Compose agents into a Team
A Team composes several agents without writing orchestration. Each sub-agent
runs as its own independent execution via the same Agent.run() /
Agent.run_durable() path, and the team combines the results. A failing
sub-agent is isolated: its error lands in TeamResult.per_agent and the team
does not crash.
There are four patterns:
from jamjet import Sequential, Parallel, Team, Loop
# Sequential: a pipeline where each agent's output feeds the next.
pipeline = Sequential([researcher, writer])
result = await pipeline.run("agent runtimes")
print(result.output) # the writer's output
# Parallel: fan the same input to every agent, then merge.
panel = Parallel([summarizer, fact_checker], merge="collect")
result = await panel.run("Review this draft")
# Team: a coordinator routes the input to one specialist.
desk = Team([researcher, writer], coordinator=router)
result = await desk.run("Find the latest on agent runtimes")
# Loop: re-run one agent until a predicate holds (or max_iters).
refine = Loop(writer, until=lambda r: "DONE" in r.output, max_iters=5)
result = await refine.run("Draft an intro")A Parallel team merges with a MergeStrategy: Collect (label and join every
successful output), First (the first successful output in declared order), or
Custom(fn) for your own aggregation. Pass a strategy object, a callable, or the
strings "collect" / "first".
A Team coordinator is either a router Agent whose output names the specialist,
or a plain Python callable (input, agents) -> Agent | name | index.
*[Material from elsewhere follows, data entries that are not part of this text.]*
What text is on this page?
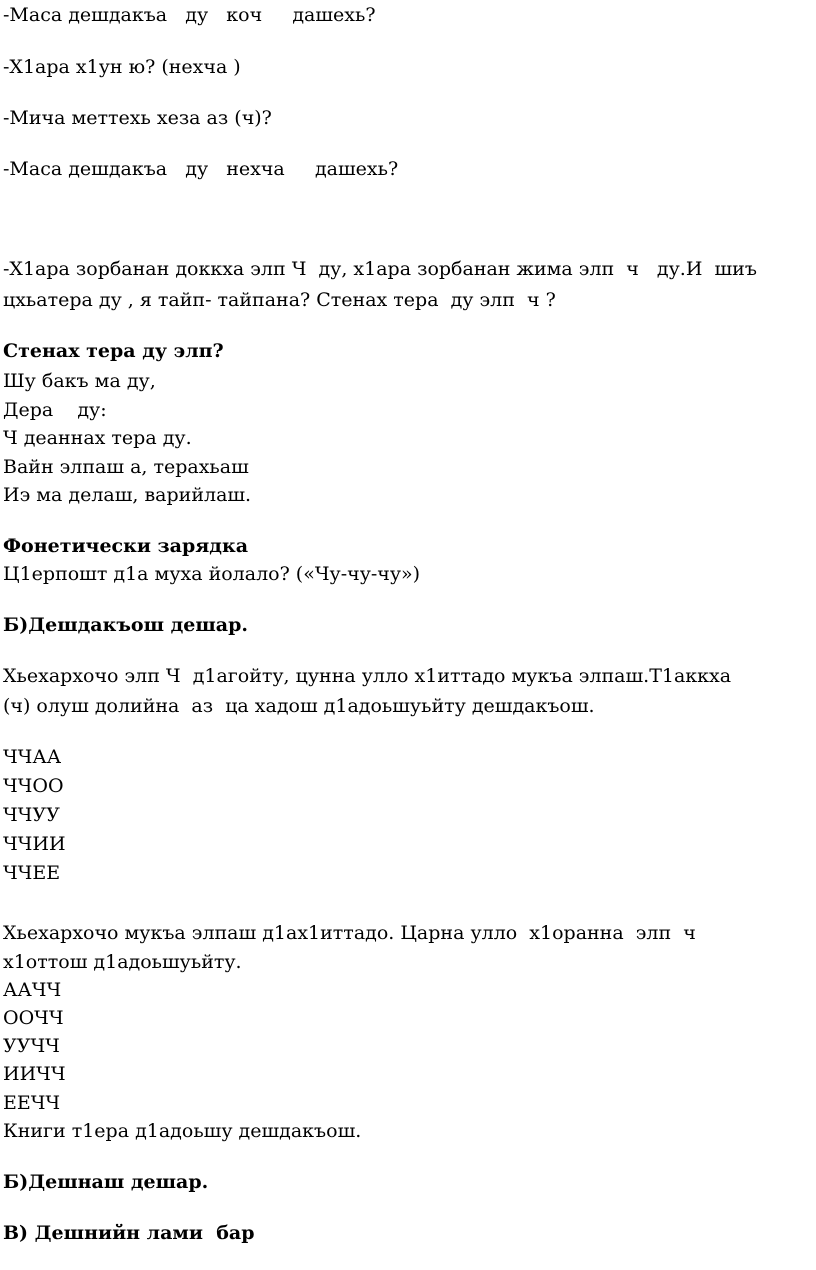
-Маса дешдакъа   ду   коч     дашехь?
-Х1ара х1ун ю? (нехча )
-Мича меттехь хеза аз (ч)?
-Маса дешдакъа   ду   нехча     дашехь?
-Х1ара зорбанан доккха элп Ч  ду, х1ара зорбанан жима элп  ч   ду.И  шиъ
цхьатера ду , я тайп- тайпана? Стенах тера  ду элп  ч ?
Стенах тера ду элп?
Шу бакъ ма ду,
Дера    ду:
Ч деаннах тера ду.
Вайн элпаш а, терахьаш
Иэ ма делаш, варийлаш.
Фонетически зарядка
Ц1ерпошт д1а муха йолало? («Чу-чу-чу»)
Б)Дешдакъош дешар.
Хьехархочо элп Ч  д1агойту, цунна улло х1иттадо мукъа элпаш.Т1аккха
(ч) олуш долийна  аз  ца хадош д1адоьшуьйту дешдакъош.
ЧЧАА
ЧЧОО
ЧЧУУ
ЧЧИИ
ЧЧЕЕ
Хьехархочо мукъа элпаш д1ах1иттадо. Царна улло  х1оранна  элп  ч
х1оттош д1адоьшуьйту.
ААЧЧ
ООЧЧ
УУЧЧ
ИИЧЧ
ЕЕЧЧ
Книги т1ера д1адоьшу дешдакъош.
Б)Дешнаш дешар.
В) Дешнийн лами  бар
Every pattern returns a TeamResult:
result.output # the combined output
result.per_agent # {name: AgentResult | Exception}, in run order
result.pattern # "sequential" | "parallel" | "coordinator" | "loop"
result.durable # True when run via run_durable()
result.ok # True when no sub-agent failed
result.errors # {name: Exception} for the failed sub-agentsTeams run in-process with await team.run(input) or durably with
await team.run_durable(input), exactly like a single agent.